4. The flat copper wire torsional force and trajectory simulation mechanism according to claim 1, characterized in that, The torque transmission unit includes a bending handwheel and a transmission shaft; one end of the transmission shaft is connected to the Y-axis follower unit, and the other end is connected to the bending handwheel.

5. The flat copper wire torsional force and trajectory simulation mechanism according to claim 1, characterized in that, The X-axis rotation unit includes an X-axis guide rail; the Y-axis follower unit includes a Y-axis guide rail; and the moving part is slidably fixed on the Y-axis guide rail.

6. A method for simulating the torsional force and trajectory of a flat copper wire, using the flat copper wire torsional force and trajectory simulation mechanism as described in any one of claims 1-5, characterized in that, The method includes the following steps: fixing one end of the copper wire to be tested to a fixed part and the other end to a movable part; driving the Y-axis follower unit located on the X-axis rotation unit to move along the X-axis through the torque transmission unit; the movable part fixed on the Y-axis follower unit moves along the X-axis, thereby causing the copper wire to deform in the X-axis and Y-axis directions; the curve drawing unit fixedly connected to the movable part draws the displacement trajectory of the copper wire, while the Y-axis grating sensing unit and the X-axis grating sensing unit transmit the displacement of the copper wire in the X-axis direction and the movement in the Y-axis direction to the magnetic grating displacement display device, and the force sensor transmits the collected pressure information to the force sensor display device.

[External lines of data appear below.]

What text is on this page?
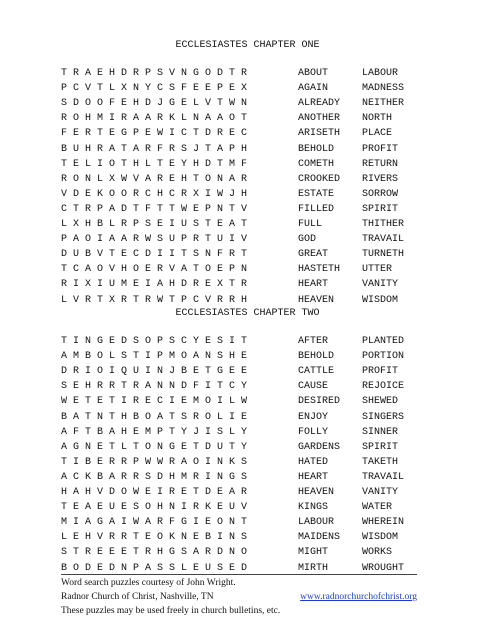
ECCLESIASTES CHAPTER ONE
T R A E H D R P S V N G O D T R	ABOUT	LABOUR
P C V T L X N Y C S F E E P E X	AGAIN	MADNESS
S D O O F E H D J G E L V T W N	ALREADY NEITHER
R O H M I R A A R K L N A A O T	ANOTHER NORTH
F E R T E G P E W I C T D R E C	ARISETH PLACE
B U H R A T A R F R S J T A P H	BEHOLD	PROFIT
T E L I O T H L T E Y H D T M F	COMETH	RETURN
R O N L X W V A R E H T O N A R	CROOKED RIVERS
V D E K O O R C H C R X I W J H	ESTATE	SORROW
C T R P A D T F T T W E P N T V	FILLED	SPIRIT
L X H B L R P S E I U S T E A T	FULL	THITHER
P A O I A A R W S U P R T U I V	GOD	TRAVAIL
D U B V T E C D I I T S N F R T	GREAT	TURNETH
T C A O V H O E R V A T O E P N	HASTETH UTTER
R I X I U M E I A H D R E X T R	HEART	VANITY
L V R T X R T R W T P C V R R H	HEAVEN	WISDOM
ECCLESIASTES CHAPTER TWO
T I N G E D S O P S C Y E S I T	AFTER	PLANTED
A M B O L S T I P M O A N S H E	BEHOLD	PORTION
D R I O I Q U I N J B E T G E E	CATTLE	PROFIT
S E H R R T R A N N D F I T C Y	CAUSE	REJOICE
W E T E T I R E C I E M O I L W	DESIRED SHEWED
B A T N T H B O A T S R O L I E	ENJOY	SINGERS
A F T B A H E M P T Y J I S L Y	FOLLY	SINNER
A G N E T L T O N G E T D U T Y	GARDENS SPIRIT
T I B E R R P W W R A O I N K S	HATED	TAKETH
A C K B A R R S D H M R I N G S	HEART	TRAVAIL
H A H V D O W E I R E T D E A R	HEAVEN	VANITY
T E A E U E S O H N I R K E U V	KINGS	WATER
M I A G A I W A R F G I E O N T	LABOUR	WHEREIN
L E H V R R T E O K N E B I N S	MAIDENS WISDOM
S T R E E E T R H G S A R D N O	MIGHT	WORKS
B O D E D N P A S S L E U S E D	MIRTH	WROUGHT
Word search puzzles courtesy of John Wright.
Radnor Church of Christ, Nashville, TN	www.radnorchurchofchrist.org
These puzzles may be used freely in church bulletins, etc.
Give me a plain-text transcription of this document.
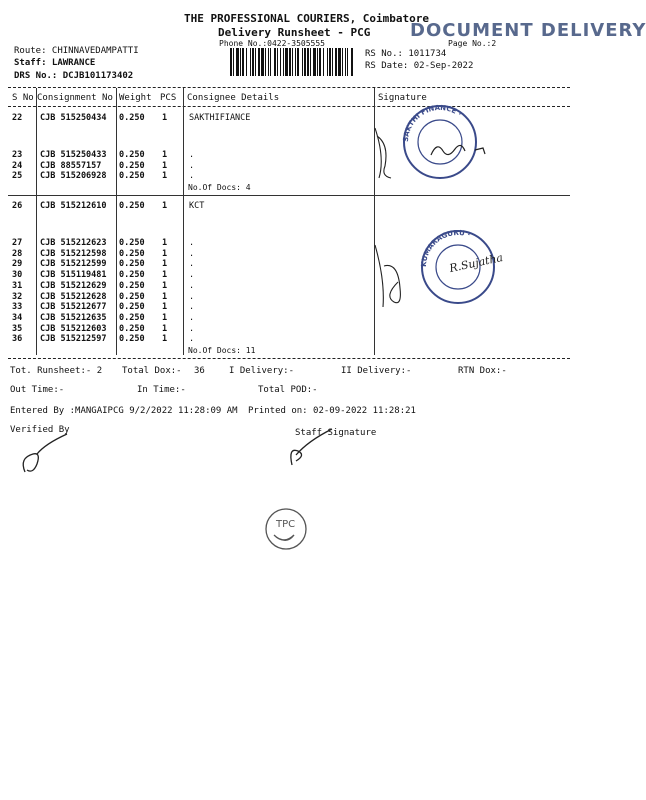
THE PROFESSIONAL COURIERS, Coimbatore
Delivery Runsheet - PCG
Phone No.:0422-3505555	Page No.:2
DOCUMENT DELIVERY
Route: CHINNAVEDAMPATTI
Staff: LAWRANCE
DRS No.: DCJB101173402
RS No.: 1011734
RS Date: 02-Sep-2022
S No Consignment No Weight PCS Consignee Details	Signature
22 CJB 515250434 0.250 1	SAKTHIFIANCE
23 CJB 515250433 0.250 1	.
24 CJB 88557157 0.250 1	.
25 CJB 515206928 0.250 1	.
No.Of Docs: 4
26 CJB 515212610 0.250 1	KCT
27 CJB 515212623 0.250 1	.
28 CJB 515212598 0.250 1	.
29 CJB 515212599 0.250 1	.
30 CJB 515119481 0.250 1	.
31 CJB 515212629 0.250 1	.
32 CJB 515212628 0.250 1	.
33 CJB 515212677 0.250 1	.
34 CJB 515212635 0.250 1	.
35 CJB 515212603 0.250 1	.
36 CJB 515212597 0.250 1	.
No.Of Docs: 11
SAKTHI FINANCE ·
KUMARAGURU ·
R.Sujatha
Tot. Runsheet:- 2 Total Dox:- 36	I Delivery:-	II Delivery:-	RTN Dox:-
Out Time:-	In Time:-	Total POD:-
Entered By :MANGAIPCG 9/2/2022 11:28:09 AM Printed on: 02-09-2022 11:28:21
Verified By	Staff Signature
TPC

7. The method according to claim 6, characterized in that, The process also includes the following steps: when the specifications of the copper wire to be tested change, the width of the copper wire groove in the moving part and the fixed part is adjusted by adjusting the position of the locking block in the sliding groove; then the position of the wire pressing unit is adjusted by adjusting the position of the nut in the nut groove; finally, the copper wire with the changed specifications is placed into the moving part and the fixed part, and the copper wire is fixed by the wire pressing elbow clamp.